The progress of any batch job started through PBS can be monitored simply by logging in (using ssh) to any of the compute nodes assigned to the job (use e.g. checkjob to see which these are). For example, the UNIX command top will immediately show whether there are active job processes, and what percentage of a CPU core each such process is managing to use; low percentages usually suggest a problem. Also from top one can verify the amount of memory per node that the job actually demands (see also the free command); exhausting the node memory will at minimum cause the node to start writing memory pages to swap (thus causing immediate and drastic performance degradation) and could at worst bring down the node.
The following limitations apply to compute node access:
- Access is possible only from the login nodes (not from external machines).
- SSH access is granted to a user when a node starts running jobs owned by that user (note: this is only ever one user at a time for a given node).
- Access may be revoked at any time after all jobs finish (either when a different user's job starts, or at the next automatic health check).
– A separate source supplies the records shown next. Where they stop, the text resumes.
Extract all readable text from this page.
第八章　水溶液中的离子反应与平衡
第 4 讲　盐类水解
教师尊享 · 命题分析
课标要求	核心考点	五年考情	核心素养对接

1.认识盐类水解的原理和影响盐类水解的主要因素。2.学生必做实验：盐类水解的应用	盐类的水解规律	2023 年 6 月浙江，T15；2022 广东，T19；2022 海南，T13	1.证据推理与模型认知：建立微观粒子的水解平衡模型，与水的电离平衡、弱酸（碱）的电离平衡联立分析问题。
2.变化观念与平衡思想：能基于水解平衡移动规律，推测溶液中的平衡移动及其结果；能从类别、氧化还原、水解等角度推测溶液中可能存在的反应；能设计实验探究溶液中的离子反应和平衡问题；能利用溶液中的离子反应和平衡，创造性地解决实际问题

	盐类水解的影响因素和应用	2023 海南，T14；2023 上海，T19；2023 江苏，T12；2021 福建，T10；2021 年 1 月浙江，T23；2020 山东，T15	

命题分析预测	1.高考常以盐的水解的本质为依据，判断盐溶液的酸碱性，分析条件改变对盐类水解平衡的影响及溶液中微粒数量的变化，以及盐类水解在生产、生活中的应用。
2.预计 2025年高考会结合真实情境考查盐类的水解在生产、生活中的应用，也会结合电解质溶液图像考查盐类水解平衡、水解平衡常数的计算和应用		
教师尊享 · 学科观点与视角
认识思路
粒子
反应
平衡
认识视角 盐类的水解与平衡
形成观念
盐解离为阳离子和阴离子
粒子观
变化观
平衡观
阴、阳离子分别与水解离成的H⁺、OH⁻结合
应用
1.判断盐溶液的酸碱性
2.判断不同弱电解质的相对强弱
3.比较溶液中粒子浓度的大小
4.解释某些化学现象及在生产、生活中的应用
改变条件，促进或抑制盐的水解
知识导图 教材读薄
When this occurs, all of the original user's processes are killed.
Although job monitoring allows direct access to compute nodes allocated by PBS, and one could in principle submit a job which simply sleeps when started, allowing processes to be launched manually from the command line (e.g. for debugging purposes), there are at least two more convenient methods of obtaining a set of nodes for interactive use available.
The traditional PBS method of creating an interactive job is to use the -I option to qsub. E.g. to request one node for 1 hour:
qsub -I -X -l nodes=1,walltime=1:0:0
The qsub command will pause until the job is scheduled, then log into the first node allocated to the job automatically, and log out when the job ends. The list of nodes allocated to the job are available (once logged in) in the file referenced by $PBS_NODEFILE and PBS-aware software such as Intel MPI can use this to determine the correct set of compute nodes on which to run. Note that the default queue is the sandybridge queue (which allocates Sandy Bridge nodes) but one can select Westmere nodes by adding an explicit -q westmere option to the qsub command line to specify the westmere queue, and similarly add -q tesla for tesla nodes.
Using this method one can create interactive jobs under the same priorities and restrictions of size and duration as non-interactive jobs. The -X option arranges for X11 forwarding (i.e. allows graphical X windows applications to display on your screen, assuming that this is already possible from the login node).
An alternative method that may furnish nodes more quickly is provided by the interactive queues. This is suitable for jobs of maximum length 2 hours and requesting no more than 256 cores which are desired to start quickly for the purposes of interactive work. Such jobs are scheduled using a special, high priority quality of service and PBS queues, and by virtue of a set of nodes dedicated to jobs of 2 hours or less the average wait time should also be around 2 hours (usually less).
Interactive jobs can be submitted most simply by requesting the appropriate interactive queue (sandybridge-int for Sandy Bridge nodes, westmere-int for Westmere or tesla-int for Tesla GPU) in the following way (without providing a script), e.g.:
qsub -mabe -q sandybridge-int -l nodes=2,walltime=1:0:0
for a job using 2 nodes for 1 hour. As there is no script specified, the above command will pause and wait for the possible entry of manual commands, however for an interactive job it is sufficient to press control-D to proceed. The job will then be submitted. Note that the -mabe option ensures that an email will be sent when the job starts, at which point checkjob can be used to see which nodes have been allocated. Then simply log in directly to one or more of these nodes using ssh, as described for job monitoring.
If no queue is specified, it is assumed that Sandy Bridge nodes are required; if Westmere or GPU nodes are wanted instead, add an option -q westmere-int or -q tesla-int respectively.
Please note that interactive jobs are a special feature and are charged at twice the normal rate of core hour credits (i.e. 1 hour on 16 cores costs 32 core hour credits).
Post-processing of large data sets produced on the HPCS may involve interactive visualisation software using 3D graphics. Please see the page on Remote desktops & 3D visualization for details.